Regarding repeat_action_probability, I didn't use frame_skip of ale. Instead skipped frames in my implementation as following with frame_repeat = 4. This works just like repeat_action_probability = 0.

https://github.com/only4hj/DeepRL/blob/master/deep_rl_player.py#L165

def doActions(self, actionIndex, mode):
    action = self.legalActions[actionIndex]
    reward = 0
    lostLife = False 
    lives = self.ale.lives()
    for f in range(self.settings['frame_repeat']):
        reward += self.ale.act(action)
        gameOver = self.ale.game_over()
        if self.ale.lives() < lives or gameOver:
            lostLife = True

            if mode == 'TRAIN' and self.settings['lost_life_game_over'] == True:
                gameOver = True

            break
    state = self.getScreenPixels()

return reward, state, lostLife, gameOver
mthrok commented 8 years ago

@only4hj

Thank you for clarifying. Now I understand that frame skip is processed in their alewrapper and invisible to agent.

I was having trouble to set ale's repeat_action_probability to 1. Now I see how you are testing things. Thanks you very much.

@tambetm I created PR for changing initialization method. #33 I will try to investigate network syncing update mentioned above after this.

tambetm commented 8 years ago

Thanks @mthrok, merged the PR! Keep me posted if you figure out the network update interval.

kerawits commented 7 years ago

Quoted from the Nature paper:

target network update frequency: 10000: The frequency (measured in the number of parameter updates) with which the target network is updated (this corresponds to the parameter C from Algorithm 1). action repeat: 4: Repeat each action selected by the agent this many times. Using a value of 4 results in the agent seeing only every 4th frame update frequency: 4: The number of actions selected by the agent between successive SGD updates.

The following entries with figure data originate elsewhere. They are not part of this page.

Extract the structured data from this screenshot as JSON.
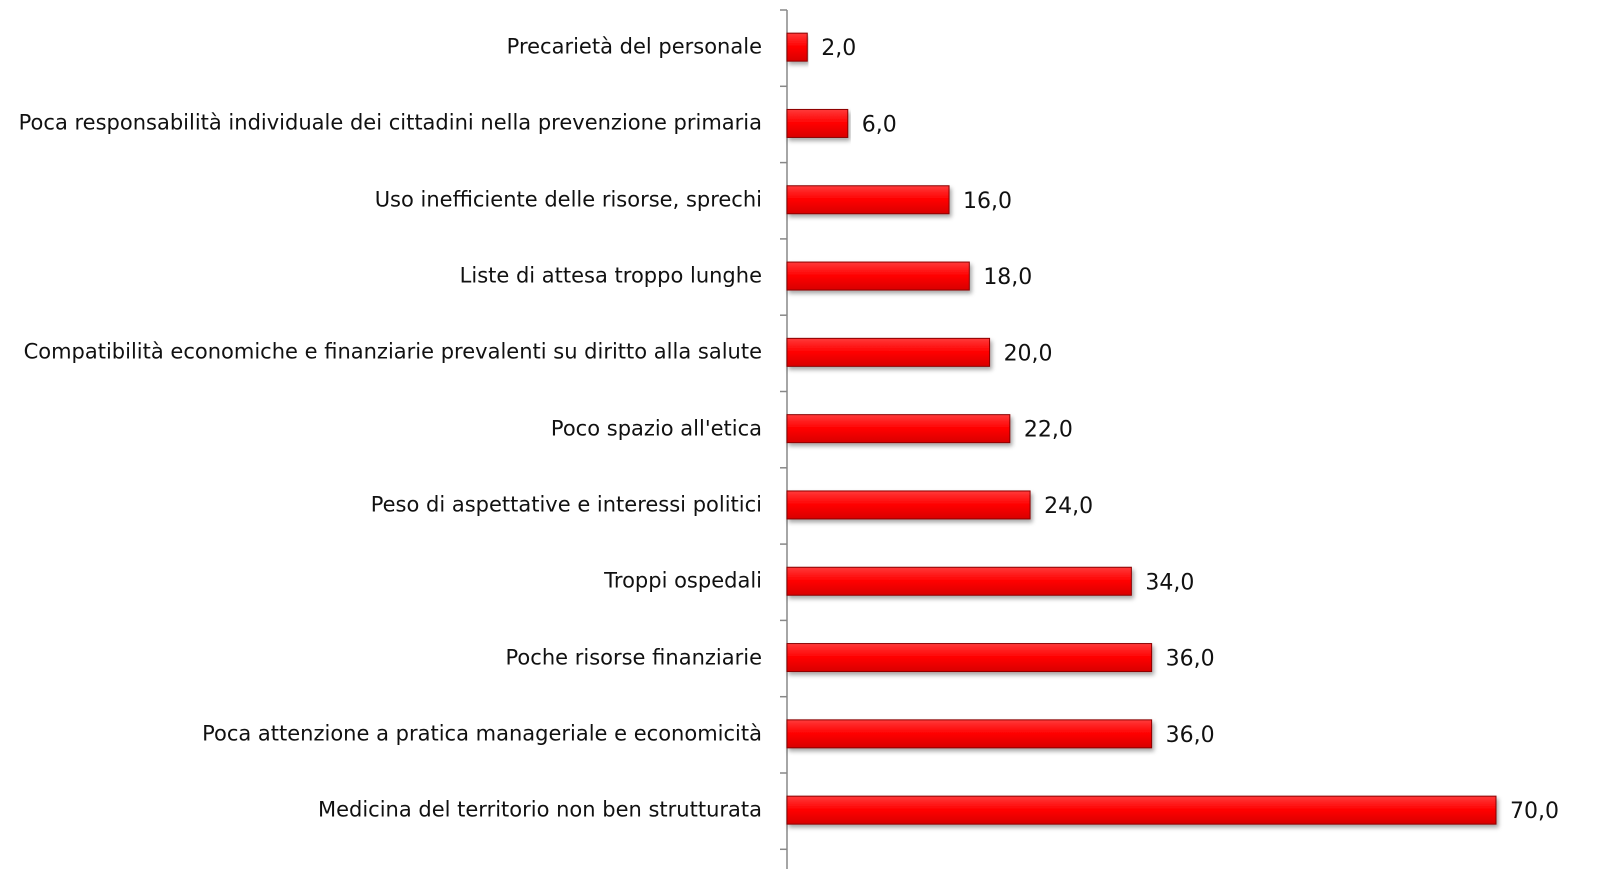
{
  "chart_data": {
    "type": "bar",
    "orientation": "horizontal",
    "categories": [
      "Precarietà del personale",
      "Poca responsabilità individuale dei cittadini nella prevenzione primaria",
      "Uso inefficiente delle risorse, sprechi",
      "Liste di attesa troppo lunghe",
      "Compatibilità economiche e finanziarie prevalenti su diritto alla salute",
      "Poco spazio all'etica ",
      "Peso di aspettative e interessi politici",
      "Troppi ospedali",
      "Poche risorse finanziarie",
      "Poca attenzione a pratica manageriale e economicità",
      "Medicina del territorio non ben strutturata"
    ],
    "values": [
      2,
      6,
      16,
      18,
      20,
      22,
      24,
      34,
      36,
      36,
      70
    ],
    "value_labels": [
      "2,0",
      "6,0",
      "16,0",
      "18,0",
      "20,0",
      "22,0",
      "24,0",
      "34,0",
      "36,0",
      "36,0",
      "70,0"
    ],
    "color": "#ff0000",
    "xlim": [
      0,
      70
    ]
  }
}
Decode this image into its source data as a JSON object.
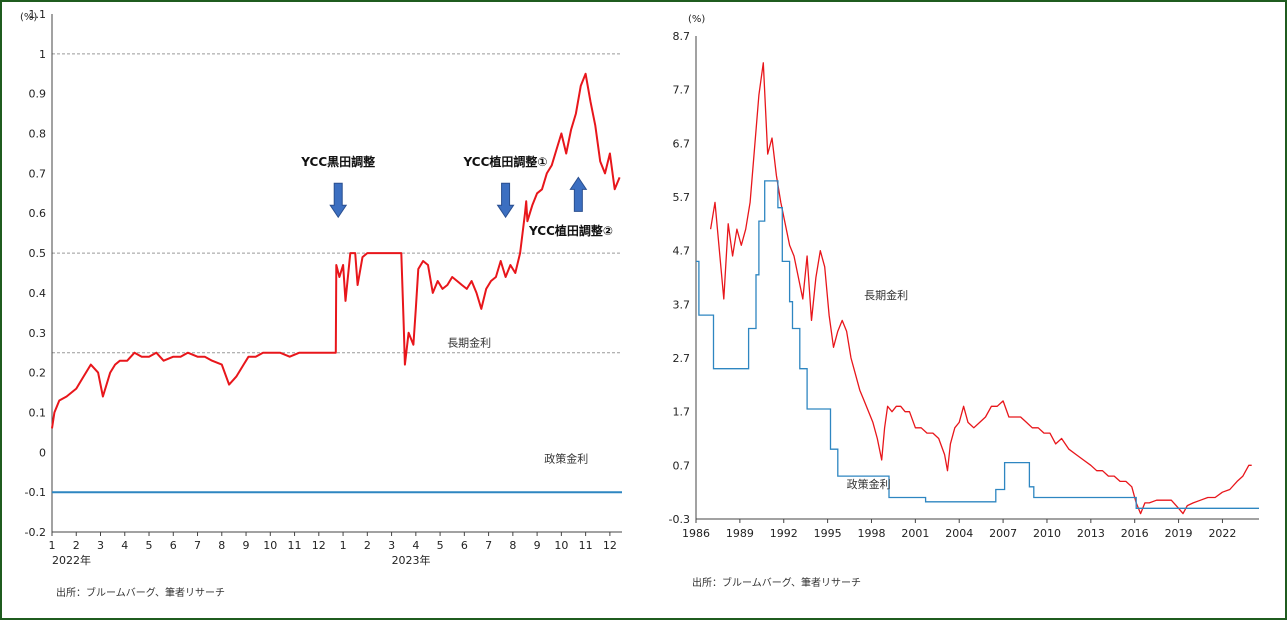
{
  "colors": {
    "long_rate": "#e8161b",
    "policy_rate": "#2e86c1",
    "arrow": "#3c6fc1",
    "frame": "#1f5c1f",
    "grid": "#9a9a9a",
    "axis": "#444444"
  },
  "chart_data": [
    {
      "type": "line",
      "unit": "(%)",
      "ylim": [
        -0.2,
        1.1
      ],
      "y_ticks": [
        -0.2,
        -0.1,
        0,
        0.1,
        0.2,
        0.3,
        0.4,
        0.5,
        0.6,
        0.7,
        0.8,
        0.9,
        1,
        1.1
      ],
      "y_tick_labels": [
        "-0.2",
        "-0.1",
        "0",
        "0.1",
        "0.2",
        "0.3",
        "0.4",
        "0.5",
        "0.6",
        "0.7",
        "0.8",
        "0.9",
        "1",
        "1.1"
      ],
      "x_tick_labels": [
        "1",
        "2",
        "3",
        "4",
        "5",
        "6",
        "7",
        "8",
        "9",
        "10",
        "11",
        "12",
        "1",
        "2",
        "3",
        "4",
        "5",
        "6",
        "7",
        "8",
        "9",
        "10",
        "11",
        "12"
      ],
      "year_labels": [
        {
          "text": "2022年",
          "month_index": 0
        },
        {
          "text": "2023年",
          "month_index": 14
        }
      ],
      "xlim": [
        0,
        23.5
      ],
      "dashed_lines": [
        0.25,
        0.5,
        1.0
      ],
      "series": [
        {
          "name": "長期金利",
          "x": [
            0,
            0.1,
            0.3,
            0.6,
            1,
            1.3,
            1.6,
            1.9,
            2.1,
            2.4,
            2.6,
            2.8,
            3.1,
            3.4,
            3.7,
            4,
            4.3,
            4.6,
            5,
            5.3,
            5.6,
            6,
            6.3,
            6.6,
            7,
            7.3,
            7.6,
            7.9,
            8.1,
            8.4,
            8.7,
            9,
            9.4,
            9.8,
            10.2,
            10.6,
            11,
            11.4,
            11.7,
            11.72,
            11.85,
            12,
            12.1,
            12.3,
            12.5,
            12.6,
            12.8,
            13,
            13.2,
            13.4,
            13.6,
            13.8,
            14,
            14.2,
            14.4,
            14.5,
            14.55,
            14.7,
            14.9,
            15,
            15.1,
            15.3,
            15.5,
            15.7,
            15.9,
            16.1,
            16.3,
            16.5,
            16.7,
            16.9,
            17.1,
            17.3,
            17.5,
            17.7,
            17.9,
            18.1,
            18.3,
            18.5,
            18.7,
            18.9,
            19.1,
            19.3,
            19.5,
            19.55,
            19.6,
            19.8,
            20,
            20.2,
            20.4,
            20.6,
            20.8,
            21,
            21.2,
            21.4,
            21.6,
            21.8,
            22,
            22.2,
            22.4,
            22.6,
            22.8,
            23,
            23.2,
            23.4
          ],
          "y": [
            0.06,
            0.1,
            0.13,
            0.14,
            0.16,
            0.19,
            0.22,
            0.2,
            0.14,
            0.2,
            0.22,
            0.23,
            0.23,
            0.25,
            0.24,
            0.24,
            0.25,
            0.23,
            0.24,
            0.24,
            0.25,
            0.24,
            0.24,
            0.23,
            0.22,
            0.17,
            0.19,
            0.22,
            0.24,
            0.24,
            0.25,
            0.25,
            0.25,
            0.24,
            0.25,
            0.25,
            0.25,
            0.25,
            0.25,
            0.47,
            0.44,
            0.47,
            0.38,
            0.5,
            0.5,
            0.42,
            0.49,
            0.5,
            0.5,
            0.5,
            0.5,
            0.5,
            0.5,
            0.5,
            0.5,
            0.32,
            0.22,
            0.3,
            0.27,
            0.36,
            0.46,
            0.48,
            0.47,
            0.4,
            0.43,
            0.41,
            0.42,
            0.44,
            0.43,
            0.42,
            0.41,
            0.43,
            0.4,
            0.36,
            0.41,
            0.43,
            0.44,
            0.48,
            0.44,
            0.47,
            0.45,
            0.5,
            0.6,
            0.63,
            0.58,
            0.62,
            0.65,
            0.66,
            0.7,
            0.72,
            0.76,
            0.8,
            0.75,
            0.81,
            0.85,
            0.92,
            0.95,
            0.88,
            0.82,
            0.73,
            0.7,
            0.75,
            0.66,
            0.69
          ]
        },
        {
          "name": "政策金利",
          "x": [
            0,
            23.5
          ],
          "y": [
            -0.1,
            -0.1
          ]
        }
      ],
      "annotations": [
        {
          "text": "YCC黒田調整",
          "arrow": "down",
          "at_x": 11.8,
          "at_y": 0.59
        },
        {
          "text": "YCC植田調整①",
          "arrow": "down",
          "at_x": 18.7,
          "at_y": 0.59
        },
        {
          "text": "YCC植田調整②",
          "arrow": "up",
          "at_x": 21.7,
          "at_y": 0.6
        }
      ],
      "labels": {
        "long_rate": "長期金利",
        "policy_rate": "政策金利"
      },
      "source": "出所：ブルームバーグ、筆者リサーチ"
    },
    {
      "type": "line",
      "unit": "(%)",
      "ylim": [
        -0.3,
        8.7
      ],
      "y_ticks": [
        -0.3,
        0.7,
        1.7,
        2.7,
        3.7,
        4.7,
        5.7,
        6.7,
        7.7,
        8.7
      ],
      "y_tick_labels": [
        "-0.3",
        "0.7",
        "1.7",
        "2.7",
        "3.7",
        "4.7",
        "5.7",
        "6.7",
        "7.7",
        "8.7"
      ],
      "x_ticks": [
        1986,
        1989,
        1992,
        1995,
        1998,
        2001,
        2004,
        2007,
        2010,
        2013,
        2016,
        2019,
        2022
      ],
      "x_tick_labels": [
        "1986",
        "1989",
        "1992",
        "1995",
        "1998",
        "2001",
        "2004",
        "2007",
        "2010",
        "2013",
        "2016",
        "2019",
        "2022"
      ],
      "xlim": [
        1986,
        2024.5
      ],
      "series": [
        {
          "name": "長期金利",
          "x": [
            1987,
            1987.3,
            1987.6,
            1987.9,
            1988.2,
            1988.5,
            1988.8,
            1989.1,
            1989.4,
            1989.7,
            1990,
            1990.3,
            1990.6,
            1990.9,
            1991.2,
            1991.5,
            1991.8,
            1992.1,
            1992.4,
            1992.7,
            1993,
            1993.3,
            1993.6,
            1993.9,
            1994.2,
            1994.5,
            1994.8,
            1995.1,
            1995.4,
            1995.7,
            1996,
            1996.3,
            1996.6,
            1996.9,
            1997.2,
            1997.5,
            1997.8,
            1998.1,
            1998.4,
            1998.7,
            1998.9,
            1999.1,
            1999.4,
            1999.7,
            2000,
            2000.3,
            2000.6,
            2001,
            2001.4,
            2001.8,
            2002.2,
            2002.6,
            2003,
            2003.2,
            2003.4,
            2003.7,
            2004,
            2004.3,
            2004.6,
            2005,
            2005.4,
            2005.8,
            2006.2,
            2006.6,
            2007,
            2007.4,
            2007.8,
            2008.2,
            2008.6,
            2009,
            2009.4,
            2009.8,
            2010.2,
            2010.6,
            2011,
            2011.5,
            2012,
            2012.5,
            2013,
            2013.4,
            2013.8,
            2014.2,
            2014.6,
            2015,
            2015.4,
            2015.8,
            2016.1,
            2016.4,
            2016.7,
            2017,
            2017.5,
            2018,
            2018.5,
            2019,
            2019.3,
            2019.6,
            2020,
            2020.5,
            2021,
            2021.5,
            2022,
            2022.5,
            2023,
            2023.4,
            2023.8,
            2024
          ],
          "y": [
            5.1,
            5.6,
            4.7,
            3.8,
            5.2,
            4.6,
            5.1,
            4.8,
            5.1,
            5.6,
            6.6,
            7.6,
            8.2,
            6.5,
            6.8,
            6.1,
            5.6,
            5.2,
            4.8,
            4.6,
            4.2,
            3.8,
            4.6,
            3.4,
            4.2,
            4.7,
            4.4,
            3.5,
            2.9,
            3.2,
            3.4,
            3.2,
            2.7,
            2.4,
            2.1,
            1.9,
            1.7,
            1.5,
            1.2,
            0.8,
            1.4,
            1.8,
            1.7,
            1.8,
            1.8,
            1.7,
            1.7,
            1.4,
            1.4,
            1.3,
            1.3,
            1.2,
            0.9,
            0.6,
            1.1,
            1.4,
            1.5,
            1.8,
            1.5,
            1.4,
            1.5,
            1.6,
            1.8,
            1.8,
            1.9,
            1.6,
            1.6,
            1.6,
            1.5,
            1.4,
            1.4,
            1.3,
            1.3,
            1.1,
            1.2,
            1.0,
            0.9,
            0.8,
            0.7,
            0.6,
            0.6,
            0.5,
            0.5,
            0.4,
            0.4,
            0.3,
            0.0,
            -0.2,
            0.0,
            0.0,
            0.05,
            0.05,
            0.05,
            -0.1,
            -0.2,
            -0.05,
            0.0,
            0.05,
            0.1,
            0.1,
            0.2,
            0.25,
            0.4,
            0.5,
            0.7,
            0.7
          ]
        },
        {
          "name": "政策金利",
          "x": [
            1986,
            1986.2,
            1987,
            1987.2,
            1989.4,
            1989.6,
            1990.1,
            1990.3,
            1990.7,
            1991.6,
            1991.9,
            1992.4,
            1992.6,
            1993.1,
            1993.6,
            1995.2,
            1995.7,
            1998.9,
            1999.2,
            2001.2,
            2001.7,
            2006.2,
            2006.5,
            2007.1,
            2008.8,
            2009.1,
            2016.1,
            2024.5
          ],
          "y": [
            4.5,
            3.5,
            3.5,
            2.5,
            2.5,
            3.25,
            4.25,
            5.25,
            6.0,
            5.5,
            4.5,
            3.75,
            3.25,
            2.5,
            1.75,
            1.0,
            0.5,
            0.5,
            0.1,
            0.1,
            0.02,
            0.02,
            0.25,
            0.75,
            0.3,
            0.1,
            -0.1,
            -0.1
          ]
        }
      ],
      "labels": {
        "long_rate": "長期金利",
        "policy_rate": "政策金利"
      },
      "source": "出所：ブルームバーグ、筆者リサーチ"
    }
  ]
}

Using a value of 4 results in the agent selecting 4 actions between each pair of successive updates

Since the agent sees the image and makes prediction once every 4th frame (due to action repeat = 4) and it only updates its online network once every 4th prediction (due to update frequency = 4), with target network update frequency = 10000, doesn't it mean that the target network should get updated on the 10000th update or once every 40000 predictions which is once every 160000 frames?

tambetm commented 7 years ago

@kerawits your reasoning seems valid. Because we see only every 4th frame, I think target_steps parameter value should be 40000. Would be nice if somebody could do a test run...

Seraphli commented 7 years ago

I run a code from here and the mean score seems be able to reach 400. BTW, I have change the network architecture to original DQN. The original code have commented the part.